Abstract:The Levenberg-Marquardt (LM) optimization algorithm has been widely used for solving machine learning problems. Literature reviews have shown that the LM can be very powerful and effective on moderate function approximation problems when the number of weights in the network is not more than a couple of hundred. In contrast, the LM does not seem to perform as well when dealing with pattern recognition or classification problems, and inefficient when networks become large (e.g. with more than 500 weights). In this paper, we exploit the true power of LM algorithm using some real world aircraft datasets. On these datasets most other commonly used optimizers are unable to detect the anomalies caused by the changing conditions of the aircraft engine.

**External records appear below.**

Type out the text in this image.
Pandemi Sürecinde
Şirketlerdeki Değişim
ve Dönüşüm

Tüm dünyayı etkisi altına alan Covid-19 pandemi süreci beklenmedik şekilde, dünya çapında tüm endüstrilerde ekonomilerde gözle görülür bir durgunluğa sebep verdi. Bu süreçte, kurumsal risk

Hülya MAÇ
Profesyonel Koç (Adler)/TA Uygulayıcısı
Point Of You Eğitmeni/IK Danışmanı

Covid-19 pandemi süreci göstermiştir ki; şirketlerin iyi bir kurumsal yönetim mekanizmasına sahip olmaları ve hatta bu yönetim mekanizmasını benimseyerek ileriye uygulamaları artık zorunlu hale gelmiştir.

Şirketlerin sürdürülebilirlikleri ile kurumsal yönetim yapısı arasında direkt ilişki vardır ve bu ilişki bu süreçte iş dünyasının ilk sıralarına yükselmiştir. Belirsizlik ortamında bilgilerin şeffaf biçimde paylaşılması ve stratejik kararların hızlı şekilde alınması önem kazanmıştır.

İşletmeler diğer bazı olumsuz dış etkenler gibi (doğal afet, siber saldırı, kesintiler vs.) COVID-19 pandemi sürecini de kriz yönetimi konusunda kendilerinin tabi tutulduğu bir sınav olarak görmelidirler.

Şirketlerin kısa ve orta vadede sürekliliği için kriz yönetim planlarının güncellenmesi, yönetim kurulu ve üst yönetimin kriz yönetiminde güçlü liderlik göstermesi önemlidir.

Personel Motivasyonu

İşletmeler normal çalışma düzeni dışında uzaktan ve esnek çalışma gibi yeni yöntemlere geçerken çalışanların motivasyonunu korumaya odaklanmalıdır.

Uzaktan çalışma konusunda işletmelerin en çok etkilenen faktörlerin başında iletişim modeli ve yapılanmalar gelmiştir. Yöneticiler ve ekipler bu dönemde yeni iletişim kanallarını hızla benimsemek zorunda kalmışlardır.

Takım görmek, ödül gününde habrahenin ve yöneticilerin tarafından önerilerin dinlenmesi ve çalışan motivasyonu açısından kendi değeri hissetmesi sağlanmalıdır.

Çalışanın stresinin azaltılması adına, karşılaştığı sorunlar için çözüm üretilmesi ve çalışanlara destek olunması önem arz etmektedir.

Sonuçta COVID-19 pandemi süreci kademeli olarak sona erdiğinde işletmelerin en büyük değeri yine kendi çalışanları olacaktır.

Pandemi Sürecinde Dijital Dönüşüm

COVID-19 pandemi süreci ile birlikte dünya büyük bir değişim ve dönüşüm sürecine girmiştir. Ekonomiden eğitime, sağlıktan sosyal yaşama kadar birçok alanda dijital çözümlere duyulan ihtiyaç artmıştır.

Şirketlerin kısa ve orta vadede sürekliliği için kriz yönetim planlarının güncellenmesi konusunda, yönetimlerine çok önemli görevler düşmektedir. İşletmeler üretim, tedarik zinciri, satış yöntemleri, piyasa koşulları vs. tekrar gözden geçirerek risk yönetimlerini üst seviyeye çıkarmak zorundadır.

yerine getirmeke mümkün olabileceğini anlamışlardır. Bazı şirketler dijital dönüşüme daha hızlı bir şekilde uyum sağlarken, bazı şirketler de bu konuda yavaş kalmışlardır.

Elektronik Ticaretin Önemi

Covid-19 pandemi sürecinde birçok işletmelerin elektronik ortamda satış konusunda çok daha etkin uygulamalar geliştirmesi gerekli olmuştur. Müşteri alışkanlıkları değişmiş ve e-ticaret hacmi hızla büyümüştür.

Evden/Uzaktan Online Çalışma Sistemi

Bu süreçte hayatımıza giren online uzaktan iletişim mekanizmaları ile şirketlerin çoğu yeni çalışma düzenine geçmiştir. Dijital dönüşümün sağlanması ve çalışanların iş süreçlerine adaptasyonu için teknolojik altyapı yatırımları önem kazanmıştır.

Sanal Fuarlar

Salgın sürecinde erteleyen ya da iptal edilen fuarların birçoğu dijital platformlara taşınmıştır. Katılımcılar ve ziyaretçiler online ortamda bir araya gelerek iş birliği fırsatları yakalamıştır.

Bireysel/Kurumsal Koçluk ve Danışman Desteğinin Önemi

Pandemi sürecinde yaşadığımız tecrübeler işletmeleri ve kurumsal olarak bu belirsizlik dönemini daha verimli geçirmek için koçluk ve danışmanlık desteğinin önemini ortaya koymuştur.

The challenging nature of the datasets are the abrupt changes in the time series data. We find that the LM optimizer has a much better ability to approximate abrupt changes and detect anomalies than other optimizers. We compare the performance, in addressing this anomaly/change detection problem, of the LM and several other optimizers. We assess the relative performance based on a range of measures including network complexity (i.e. number of weights), fitting accuracy, over fitting, training time, use of GPUs and memory requirement etc. We also discuss the issue of robust LM implementation in MATLAB and Tensorflow for promoting more popular usage of the LM algorithm and potential use of LM optimizer for large-scale problems.